I started blaming myself for even more of the bad stuff in my life. I was terrified it was too late to fix it.

6/n
Before, I used to believe in the "be yourself and you will attract people like you". I thought "myself" was a given, unchangeable.

After, I realised that "myself" is a result of life choices, and I could choose to adapt. With few people like me, I had to improve my chances.

7/n
That was a few years back. I've since put myself through some grueling effort to socialise more. Very few people know about this, because I started from "too anxious to order a pizza by phone", and I didn't want to be mocked/pitied/rejected as cringey.

8/n
It was really unrewarding.

Sometimes I wonder whether it wouldn't have been easier to stay oblivious and baffled. At least back then it wasn't so barefaced obvious that I was hurting due to my own unskilfulness and making the wrong choices early on.

9/n
I now know a lot of people but these relationships are dependent on whether I'm putting in the energy. If I don't invite people or reach out for some time (like when I'm sick), nothing happens. If I don't go somewhere convenient to them, we don't meet. And so on.

10/n
Now, the article's advice is to just say no and/or express your needs. I don't really have good experiences with that.
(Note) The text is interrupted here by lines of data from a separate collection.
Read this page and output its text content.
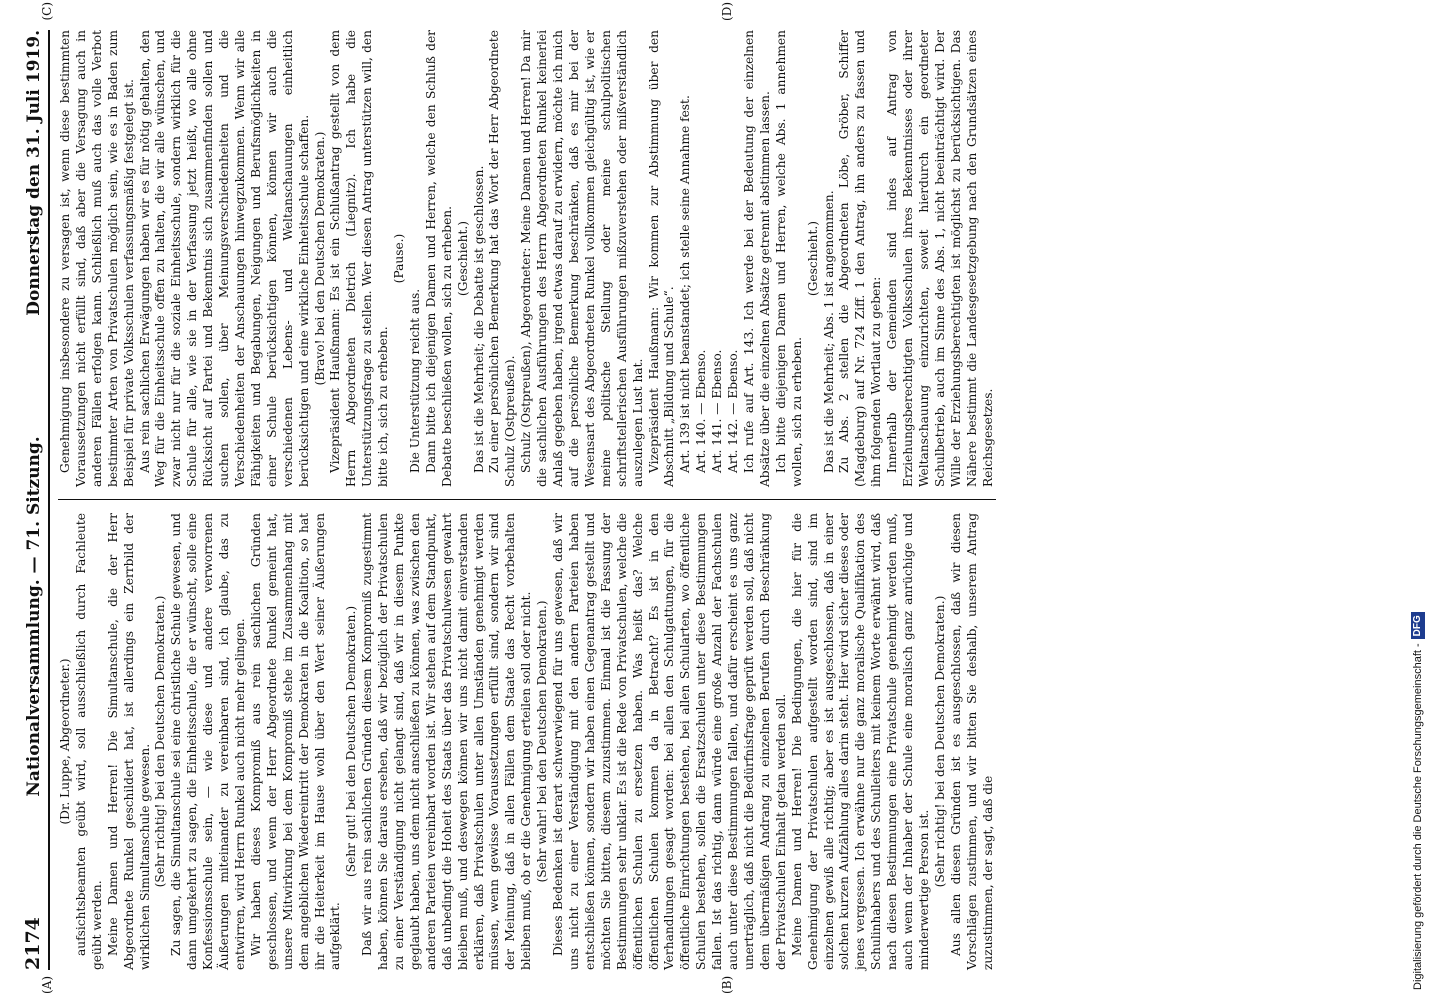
2174
Nationalversammlung. — 71. Sitzung.
Donnerstag den 31. Juli 1919.

(Dr. Luppe, Abgeordneter.) aufsichtsbeamten geübt wird, soll ausschließlich durch Fachleute geübt werden. Meine Damen und Herren! Die Simultanschule, die der Herr Abgeordnete Runkel geschildert hat, ist allerdings ein Zerrbild der wirklichen Simultanschule gewesen. (Sehr richtig! bei den Deutschen Demokraten.) Zu sagen, die Simultanschule sei eine christliche Schule gewesen, und dann umgekehrt zu sagen, die Einheitsschule, die er wünscht, solle eine Konfessionsschule sein, — wie diese und andere verworrenen Äußerungen miteinander zu vereinbaren sind, ich glaube, das zu entwirren, wird Herrn Runkel auch nicht mehr gelingen. Wir haben dieses Kompromiß aus rein sachlichen Gründen geschlossen, und wenn der Herr Abgeordnete Runkel gemeint hat, unsere Mitwirkung bei dem Kompromiß stehe im Zusammenhang mit dem angeblichen Wiedereintritt der Demokraten in die Koalition, so hat ihr die Heiterkeit im Hause wohl über den Wert seiner Äußerungen aufgeklärt.

(Sehr gut! bei den Deutschen Demokraten.) Daß wir aus rein sachlichen Gründen diesem Kompromiß zugestimmt haben, können Sie daraus ersehen, daß wir bezüglich der Privatschulen zu einer Verständigung nicht gelangt sind, daß wir in diesem Punkte geglaubt haben, uns dem nicht anschließen zu können, was zwischen den anderen Parteien vereinbart worden ist. Wir stehen auf dem Standpunkt, daß unbedingt die Hoheit des Staats über das Privatschulwesen gewahrt bleiben muß, und deswegen können wir uns nicht damit einverstanden erklären, daß Privatschulen unter allen Umständen genehmigt werden müssen, wenn gewisse Voraussetzungen erfüllt sind, sondern wir sind der Meinung, daß in allen Fällen dem Staate das Recht vorbehalten bleiben muß, ob er die Genehmigung erteilen soll oder nicht. (Sehr wahr! bei den Deutschen Demokraten.) Dieses Bedenken ist derart schwerwiegend für uns gewesen, daß wir uns nicht zu einer Verständigung mit den andern Parteien haben entschließen können, sondern wir haben einen Gegenantrag gestellt und möchten Sie bitten, diesem zuzustimmen. Einmal ist die Fassung der Bestimmungen sehr unklar. Es ist die Rede von Privatschulen, welche die öffentlichen Schulen zu ersetzen haben. Was heißt das? Welche öffentlichen Schulen kommen da in Betracht? Es ist in den Verhandlungen gesagt worden: bei allen den Schulgattungen, für die öffentliche Einrichtungen bestehen, bei allen Schularten, wo öffentliche Schulen bestehen, sollen die Ersatzschulen unter diese Bestimmungen fallen. Ist das richtig, dann würde eine große Anzahl der Fachschulen auch unter diese Bestimmungen fallen, und dafür erscheint es uns ganz unerträglich, daß nicht die Bedürfnisfrage geprüft werden soll, daß nicht dem übermäßigen Andrang zu einzelnen Berufen durch Beschränkung der Privatschulen Einhalt getan werden soll. Meine Damen und Herren! Die Bedingungen, die hier für die Genehmigung der Privatschulen aufgestellt worden sind, sind im einzelnen gewiß alle richtig; aber es ist ausgeschlossen, daß in einer solchen kurzen Aufzählung alles darin steht. Hier wird sicher dieses oder jenes vergessen. Ich erwähne nur die ganz moralische Qualifikation des Schulinhabers und des Schulleiters mit keinem Worte erwähnt wird, daß nach diesen Bestimmungen eine Privatschule genehmigt werden muß, auch wenn der Inhaber der Schule eine moralisch ganz anrüchige und minderwertige Person ist.

(Sehr richtig! bei den Deutschen Demokraten.) Aus allen diesen Gründen ist es ausgeschlossen, daß wir diesen Vorschlägen zustimmen, und wir bitten Sie deshalb, unserem Antrag zuzustimmen, der sagt, daß die

Genehmigung insbesondere zu versagen ist, wenn diese bestimmten Voraussetzungen nicht erfüllt sind, daß aber die Versagung auch in anderen Fällen erfolgen kann. Schließlich muß auch das volle Verbot bestimmter Arten von Privatschulen möglich sein, wie es in Baden zum Beispiel für private Volksschulen verfassungsmäßig festgelegt ist. Aus rein sachlichen Erwägungen haben wir es für nötig gehalten, den Weg für die Einheitsschule offen zu halten, die wir alle wünschen, und zwar nicht nur für die soziale Einheitsschule, sondern wirklich für die Schule für alle, wie sie in der Verfassung jetzt heißt, wo alle ohne Rücksicht auf Partei und Bekenntnis sich zusammenfinden sollen und suchen sollen, über Meinungsverschiedenheiten und die Verschiedenheiten der Anschauungen hinwegzukommen. Wenn wir alle Fähigkeiten und Begabungen, Neigungen und Berufsmöglichkeiten in einer Schule berücksichtigen können, können wir auch die verschiedenen Lebens- und Weltanschauungen einheitlich berücksichtigen und eine wirkliche Einheitsschule schaffen. (Bravo! bei den Deutschen Demokraten.) Vizepräsident Haußmann: Es ist ein Schlußantrag gestellt von dem Herrn Abgeordneten Dietrich (Liegnitz). Ich habe die Unterstützungsfrage zu stellen. Wer diesen Antrag unterstützen will, den bitte ich, sich zu erheben.

(Pause.)

Die Unterstützung reicht aus. Dann bitte ich diejenigen Damen und Herren, welche den Schluß der Debatte beschließen wollen, sich zu erheben. (Geschieht.) Das ist die Mehrheit; die Debatte ist geschlossen. Zu einer persönlichen Bemerkung hat das Wort der Herr Abgeordnete Schulz (Ostpreußen). Schulz (Ostpreußen), Abgeordneter: Meine Damen und Herren! Da mir die sachlichen Ausführungen des Herrn Abgeordneten Runkel keinerlei Anlaß gegeben haben, irgend etwas darauf zu erwidern, möchte ich mich auf die persönliche Bemerkung beschränken, daß es mir bei der Wesensart des Abgeordneten Runkel vollkommen gleichgültig ist, wie er meine politische Stellung oder meine schulpolitischen schriftstellerischen Ausführungen mißzuverstehen oder mißverständlich auszulegen Lust hat. Vizepräsident Haußmann: Wir kommen zur Abstimmung über den Abschnitt „Bildung und Schule“. Art. 139 ist nicht beanstandet; ich stelle seine Annahme fest. Art. 140. — Ebenso. Art. 141. — Ebenso. Art. 142. — Ebenso. Ich rufe auf Art. 143. Ich werde bei der Bedeutung der einzelnen Absätze über die einzelnen Absätze getrennt abstimmen lassen. Ich bitte diejenigen Damen und Herren, welche Abs. 1 annehmen wollen, sich zu erheben.

(Geschieht.) Das ist die Mehrheit; Abs. 1 ist angenommen. Zu Abs. 2 stellen die Abgeordneten Löbe, Gröber, Schiffer (Magdeburg) auf Nr. 724 Ziff. 1 den Antrag, ihn anders zu fassen und ihm folgenden Wortlaut zu geben: Innerhalb der Gemeinden sind indes auf Antrag von Erziehungsberechtigten Volksschulen ihres Bekenntnisses oder ihrer Weltanschauung einzurichten, soweit hierdurch ein geordneter Schulbetrieb, auch im Sinne des Abs. 1, nicht beeinträchtigt wird. Der Wille der Erziehungsberechtigten ist möglichst zu berücksichtigen. Das Nähere bestimmt die Landesgesetzgebung nach den Grundsätzen eines Reichsgesetzes.

(A)	(B)
(C)	(D)
Digitalisierung gefördert durch die Deutsche Forschungsgemeinschaft -
DFG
As a casual acquaintance, I am the lowest priority. I can choose to be flexible or not. Inflexible = weeks without personal, non-work f2f human contact.

11/n
With the new focus on skills, I used to think that if only I could become better at X, people would start valuing me.

Having read more about sales and branding, I realised it is not about my value, but about other people's needs. Or rather the lack of them.

12/n
After 30ish, people's basic social needs are fulfilled by their partner, children, parents, college friends. They spend effort maintaining those relationships. Anything else is a free sample - they're happy to eat it as long as it's free.

https://siderea.dreamwidth.org/1202657.html 

13/n
And it was also gutwrenching when I finally found "my people" and they appreciated doing things with me, but also they didn't want to be friends, hang out, or even keep in touch. I never found out why.

14/n
As I'm sitting here in quarantine, I'm coming to terms with the fact that it might be too late, after all. Most musical chairs have been taken. Only the employer and the landlord really need me - to facilitate their relationship.

And so, grief.

https://twitter.com/fvathynevgl/status/1259766145986560000

15/n
It's a weird cognitive dissonance, as if I've turned into one of those elderly people you see in ads at Christmas.

Like a health condition, loneliness is something you think won't happen to you - you're normal, you make an effort to keep up - until it does.

16/n
On the other hand, it is also weirdly freeing and (awkward to admit) turns one cynical.

When I can tell someone isn't matching my effort to deepen the relationship, I have no reason to continue giving, other than quid pro quo, how useful a contact they are.